The future of digital advertising will be less data, and the industry needs to stop looking for workarounds. This is where cohorts come in.
The efficacy of cohorts
Are cohorts good enough to drive campaign performance? The answer is, it depends how you build them. Cohort sensitivity is an important consideration – how and why to include a user in a cohort are make-or-break issues in terms of efficacy.
Assuming that the industry can answer the efficacy issue (and it will be solved with ethical application of data science), I think cohorts have the potential to balance privacy and targeting better than current personal-identity-driven marketing, as long as they are built using consented and permissioned first-party data for the customer’s life cycle.
Currently, Google owns the cohort creation conversation because of its work around FLoCs, but Google’s cohorts are built in its Chrome browsers, which is just one possible approach. What if advertisers and publishers built and optimized their own cohorts based on their own first-party and fully consented data? And what if they optimized them over time, reflecting the changing needs of their consumers and readers? I can envision a scenario where brands have multiple, even thousands, of cohorts that they layer on top of one another to home in on their exact audience.
And what if brands and their ad tech partners got better at reading content signals in the context of the cohort they’ve created? Would they be able to assess the intent of a group of users acting as a cohort on a publisher site or a walled garden platform?
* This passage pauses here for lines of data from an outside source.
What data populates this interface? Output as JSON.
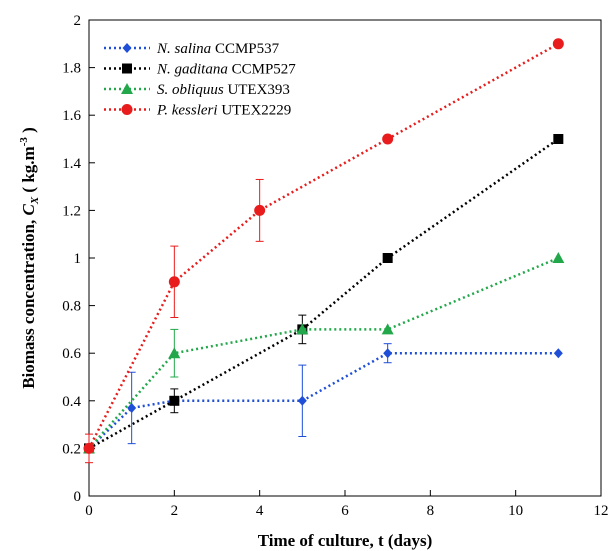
{
  "chart_data": {
    "type": "line",
    "xlabel": "Time of culture, t (days)",
    "ylabel": {
      "prefix": "Biomass concentration, ",
      "var": "C",
      "sub": "X",
      "unit_open": " ( kg.m",
      "sup": "-3",
      "unit_close": " )"
    },
    "xlim": [
      0,
      12
    ],
    "ylim": [
      0,
      2
    ],
    "xticks": [
      "0",
      "2",
      "4",
      "6",
      "8",
      "10",
      "12"
    ],
    "yticks": [
      "0",
      "0.2",
      "0.4",
      "0.6",
      "0.8",
      "1",
      "1.2",
      "1.4",
      "1.6",
      "1.8",
      "2"
    ],
    "grid": false,
    "legend_position": "top-left",
    "series": [
      {
        "name": "N. salina",
        "strain": "CCMP537",
        "color": "#1f4fd8",
        "marker": "diamond",
        "x": [
          0,
          1,
          2,
          5,
          7,
          11
        ],
        "y": [
          0.2,
          0.37,
          0.4,
          0.4,
          0.6,
          0.6
        ],
        "err": [
          0,
          0.15,
          0,
          0.15,
          0.04,
          0
        ]
      },
      {
        "name": "N. gaditana",
        "strain": "CCMP527",
        "color": "#000000",
        "marker": "square",
        "x": [
          0,
          2,
          5,
          7,
          11
        ],
        "y": [
          0.2,
          0.4,
          0.7,
          1.0,
          1.5
        ],
        "err": [
          0,
          0.05,
          0.06,
          0,
          0
        ]
      },
      {
        "name": "S. obliquus",
        "strain": "UTEX393",
        "color": "#22a84a",
        "marker": "triangle",
        "x": [
          0,
          2,
          5,
          7,
          11
        ],
        "y": [
          0.2,
          0.6,
          0.7,
          0.7,
          1.0
        ],
        "err": [
          0,
          0.1,
          0,
          0,
          0
        ]
      },
      {
        "name": "P. kessleri",
        "strain": "UTEX2229",
        "color": "#e81c1c",
        "marker": "circle",
        "x": [
          0,
          2,
          4,
          7,
          11
        ],
        "y": [
          0.2,
          0.9,
          1.2,
          1.5,
          1.9
        ],
        "err": [
          0.06,
          0.15,
          0.13,
          0,
          0
        ]
      }
    ]
  }
}
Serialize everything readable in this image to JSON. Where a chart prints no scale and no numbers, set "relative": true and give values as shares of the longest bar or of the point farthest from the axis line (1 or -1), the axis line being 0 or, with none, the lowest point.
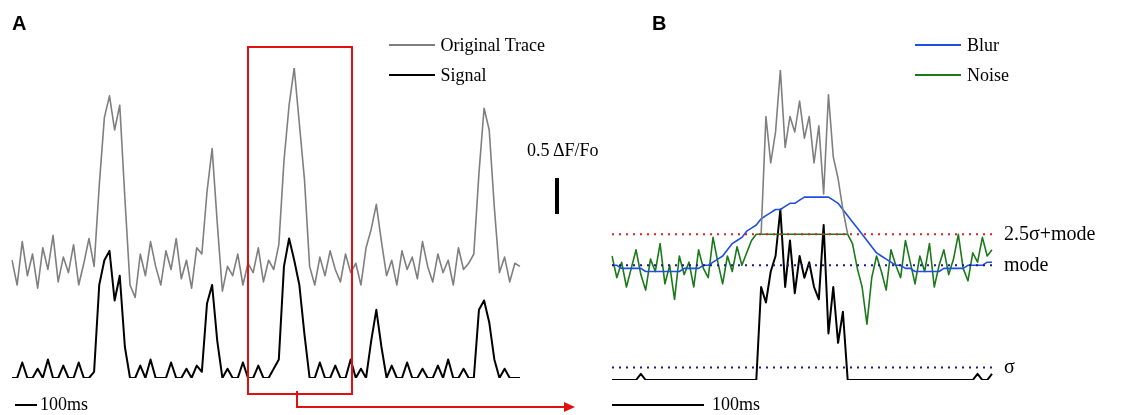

Custom cohorts built using first-party data, combined with smart contextual assessment, can be a critical component of the marketer’s and the publisher’s arsenal.
Cohorts can comply with both the spirit and the letter of the law
The real benefit to cohorts, in my view, is they’re a privacy play based on aggregation and not personal identifiers. Brands and publishers could build their custom cohorts based on their own first-party data, and they can request specific consent, so that hurdle is cleared. And Google makes the case that targeting is based on a group of users, not individual users, which means it’s more privacy compliant than targeting based on tracking data. Finally, in this scenario, context plays a much more significant role, which aids in overall privacy.
Ultimately, are cohorts good enough?
Coming from the TV business, using cohorts like age, gender and geo, I think they can be. But we will need to put the effort into making them work, because respecting consumer privacy while keeping programmatic transactions viable is paramount.